The sine function is an important trigonometric function used to relate the angles of a right-angled triangle to the lengths of its sides. Sine of an angle in a right triangle is defined as the ratio of the length of the side opposite to the angle, to the length of the hypotenuse, which is the triangle's longest side. Mathematically, this is expressed as:\[\sin(\theta) = \frac{\text{Opposite}}{\text{Hypotenuse}}\]When dealing with angles on the unit circle, the sine function measures the y-coordinate of a point on the circle. The unit circle has a radius of 1, which makes it easy to visualize these coordinates as trigonometric values.

• In the first and second quadrants, sine values are positive.
• In the third and fourth quadrants, sine values are negative.

In the exercise example, \(\sin \left( \frac{3\pi}{4} \right)\) takes a second quadrant angle. Here, the sine value is positive as mentioned, derived from the reference angle \(\frac{\pi}{4}\), which is known to be \(\frac{\sqrt{2}}{2}\).This results in:\[\sin \left( \frac{3\pi}{4} \right) = \frac{\sqrt{2}}{2}\]

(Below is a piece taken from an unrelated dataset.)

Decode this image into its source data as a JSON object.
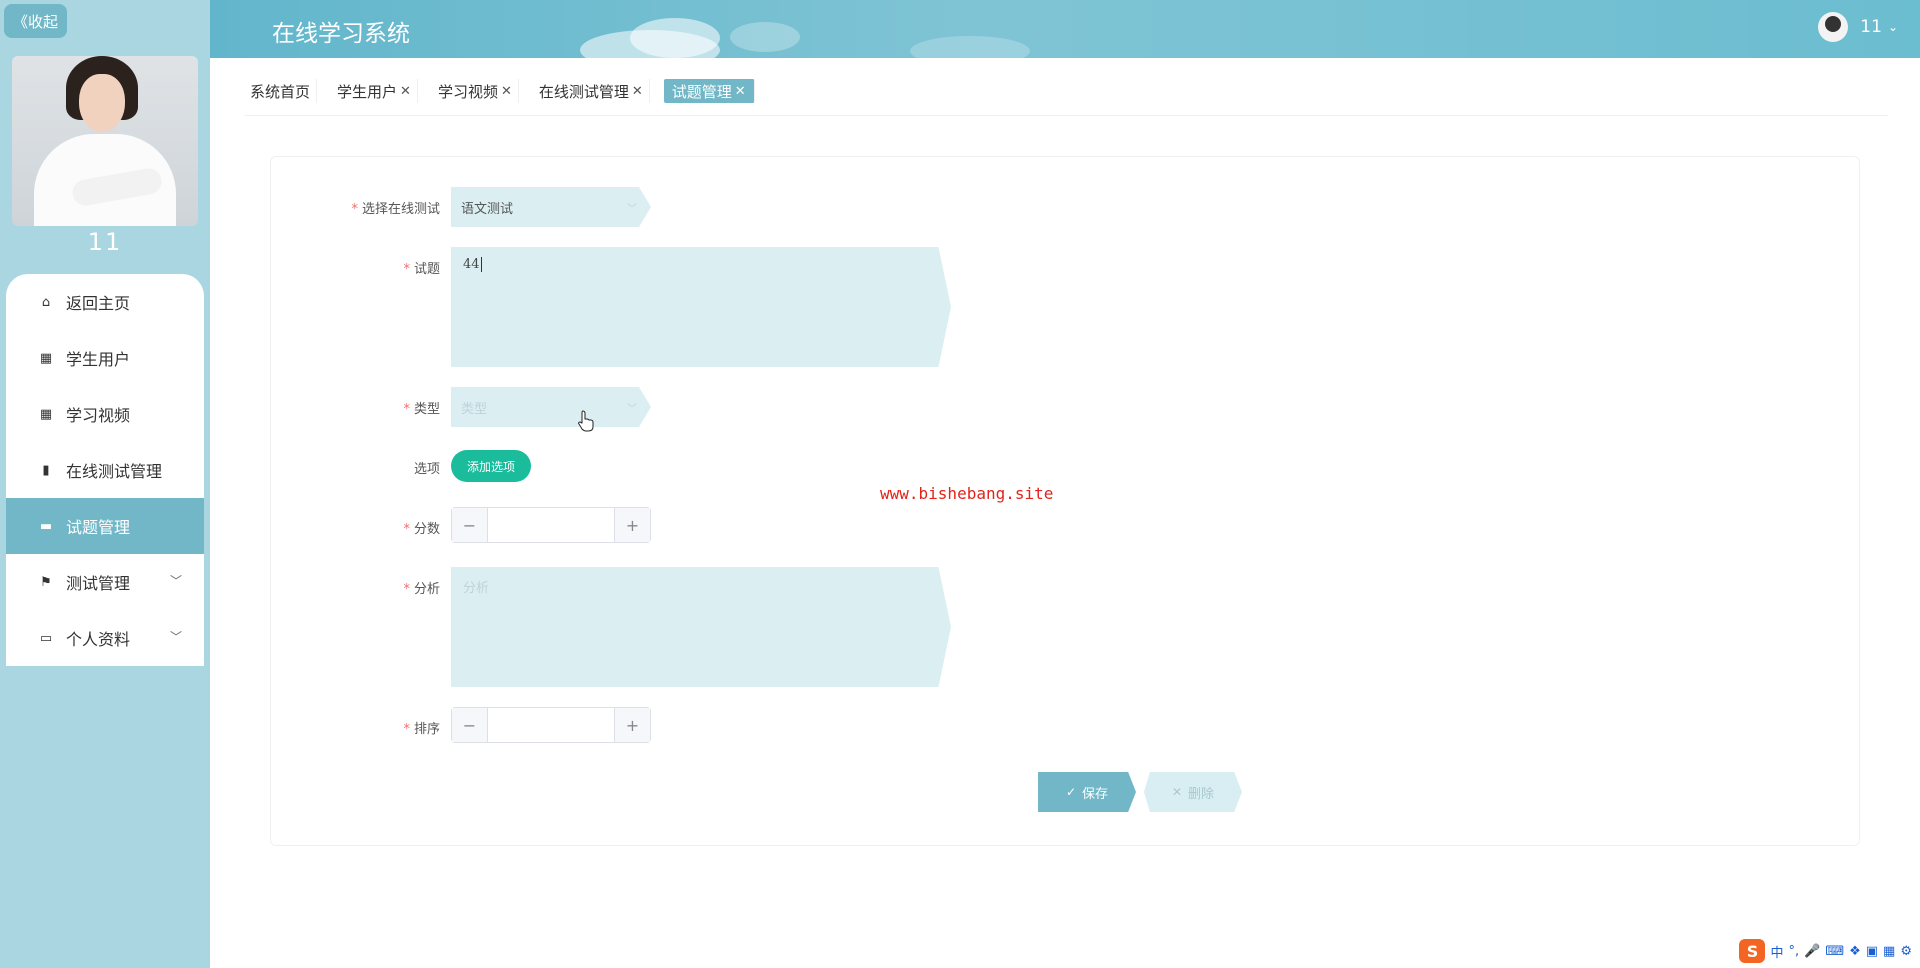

Cosine is another fundamental trigonometric function often used alongside sine in trigonometric problems. For a given angle in a right triangle, the cosine is the ratio of the adjacent side's length to the hypotenuse:\[\cos(\theta) = \frac{\text{Adjacent}}{\text{Hypotenuse}}\]On the unit circle, the cosine function represents the x-coordinate of a point corresponding to an angle. This makes it quite helpful for visualizing trigonometric ratios in circular motion.

• Cosine is positive in the first and fourth quadrants.
• Cosine is negative in the second and third quadrants.

In the exercise problem, for \(\cos \left( -\frac{13\pi}{6} \right)\), you first simplify the angle by adding \(2\pi\) to move within a standard circle rotation. Simplifying gives\(-\frac{\pi}{6}\).Since cosine is an even function, \(\cos(-\theta) = \cos(\theta)\).Thus, \(\cos \left( -\frac{\pi}{6} \right) = \cos \left( \frac{\pi}{6} \right) = \frac{\sqrt{3}}{2}\).

The tangent function is derived from the sine and cosine functions. It is a critical component in trigonometry, particularly for finding angles and distances. Tangent of an angle in a right triangle is the ratio of the sine to the cosine of that angle:\[\tan(\theta) = \frac{\sin(\theta)}{\cos(\theta)} = \frac{\text{Opposite}}{\text{Adjacent}}\]Tangent values are also significant in the unit circle. They can become quite large as they approach vertical lines (or undefined), aligning with the concept of angles of inclination.

• Tangent is positive in the first and third quadrants.
• Tangent is negative in the second and fourth quadrants.

In the exercise case with \(\tan \left( \frac{4\pi}{3} \right)\), you identify this angle in the third quadrant where tangent is positive. The reference angle \(\frac{\pi}{3}\) has a known tangent value of \(\sqrt{3}\). Thus, \[\tan \left( \frac{4\pi}{3} \right) = \sqrt{3}\].